More money for child care
Still, Mr. Petelos points out that Alabama is now spending more for former welfare recipients, particularly in the area of child care.
This year, Alabama expects to spend about $34 million on welfare, less than half what it spent three years ago. Child-care expenditures for the working poor, in contrast, are expected to reach $70 million, up from $38 million in fiscal 1996. Many of those receiving subsidized child care are former welfare recipients.
Instead, most welfare recipients are required to seek work or training while the state picks up the child-care costs - at twice the price.
"It's a better payoff in the long run,'' Petelos says, adding that by requiring welfare recipients to work, it also teaches their children the value of a paycheck.
Edwards agrees. "I'd rather have them see me go to work than lay around the house ... I don't want them to grow up like that." She got her job with the help of BirminghamWorks, a United Way program that assists former welfare clients.
Next step: the tough cases
While Alabama has dramatically cut its welfare rolls, it now faces another dilemma: helping improve the lot of those that remain on cash assistance.
Joel Sanders, the state's point man on welfare reform, says many of those who remain on welfare have a host of problems, from transportation to lack of skills to a history of drug or abuse. But with fewer people to deal with, the state can concentrate its resources on those tough cases.
With the decrease in the rolls, many states have the money to launch creative programs to help those who need it most.

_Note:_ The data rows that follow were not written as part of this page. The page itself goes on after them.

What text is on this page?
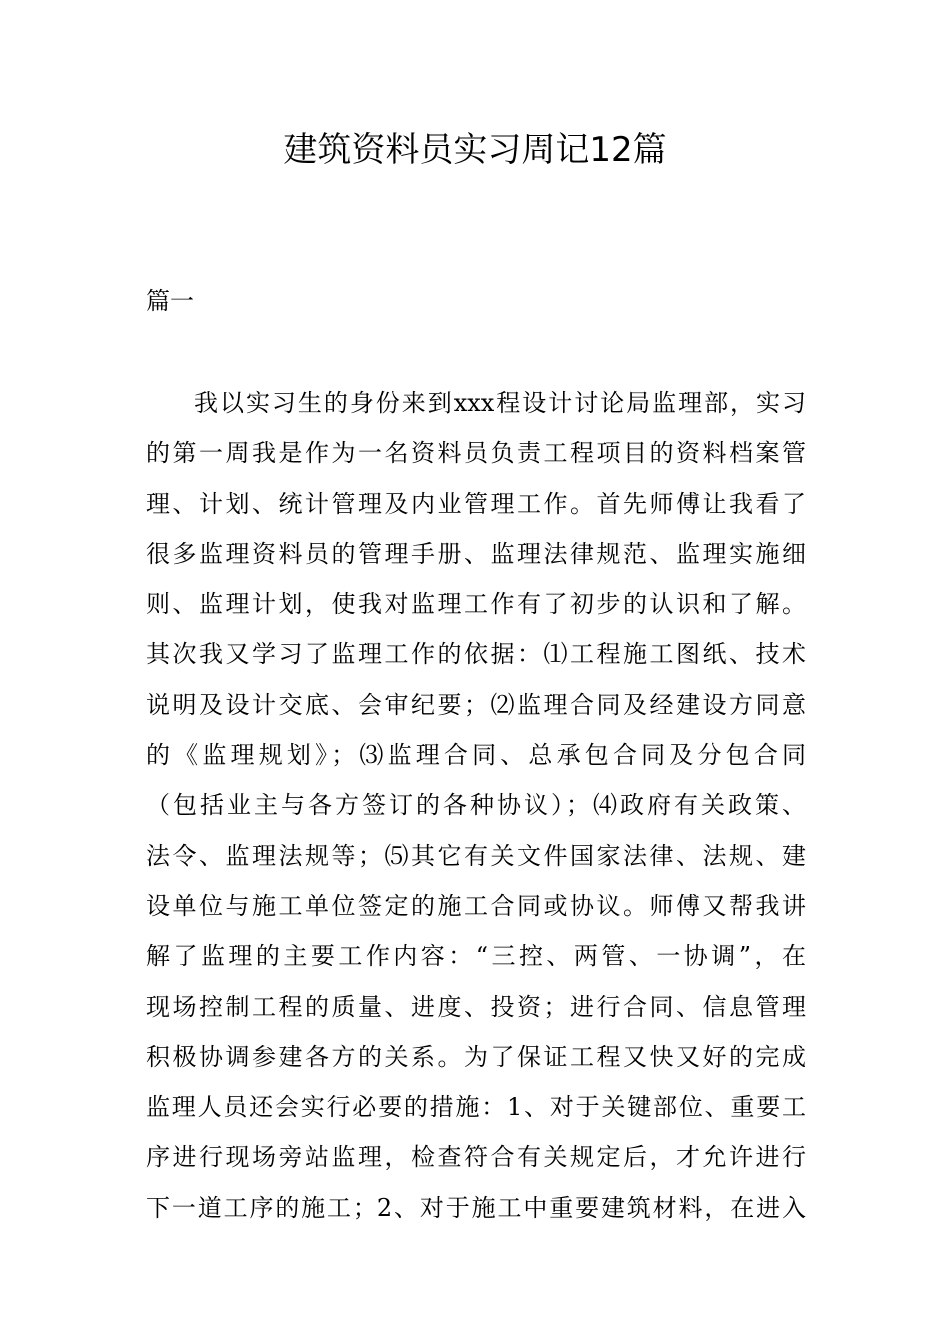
建筑资料员实习周记12篇

篇一

我以实习生的身份来到xxx程设计讨论局监理部，实习
的第一周我是作为一名资料员负责工程项目的资料档案管
理、计划、统计管理及内业管理工作。首先师傅让我看了
很多监理资料员的管理手册、监理法律规范、监理实施细
则、监理计划，使我对监理工作有了初步的认识和了解。
其次我又学习了监理工作的依据：⑴工程施工图纸、技术
说明及设计交底、会审纪要；⑵监理合同及经建设方同意
的《监理规划》；⑶监理合同、总承包合同及分包合同
（包括业主与各方签订的各种协议）；⑷政府有关政策、
法令、监理法规等；⑸其它有关文件国家法律、法规、建
设单位与施工单位签定的施工合同或协议。师傅又帮我讲
解了监理的主要工作内容：“三控、两管、一协调”，在
现场控制工程的质量、进度、投资；进行合同、信息管理
积极协调参建各方的关系。为了保证工程又快又好的完成
监理人员还会实行必要的措施：1、对于关键部位、重要工
序进行现场旁站监理，检查符合有关规定后，才允许进行
下一道工序的施工；2、对于施工中重要建筑材料，在进入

And Petelos points out the state could have saved money by letting women stay at home with their children and collect a welfare check.
For Edwards, she says while money is still tight, she now has more than she's had in years. It really helped, she says, when it came to buying clothes and supplies for the kids for the new school year.
Today Edwards is starting to pay some overdue bills. And she hopes to save for that much-coveted automobile.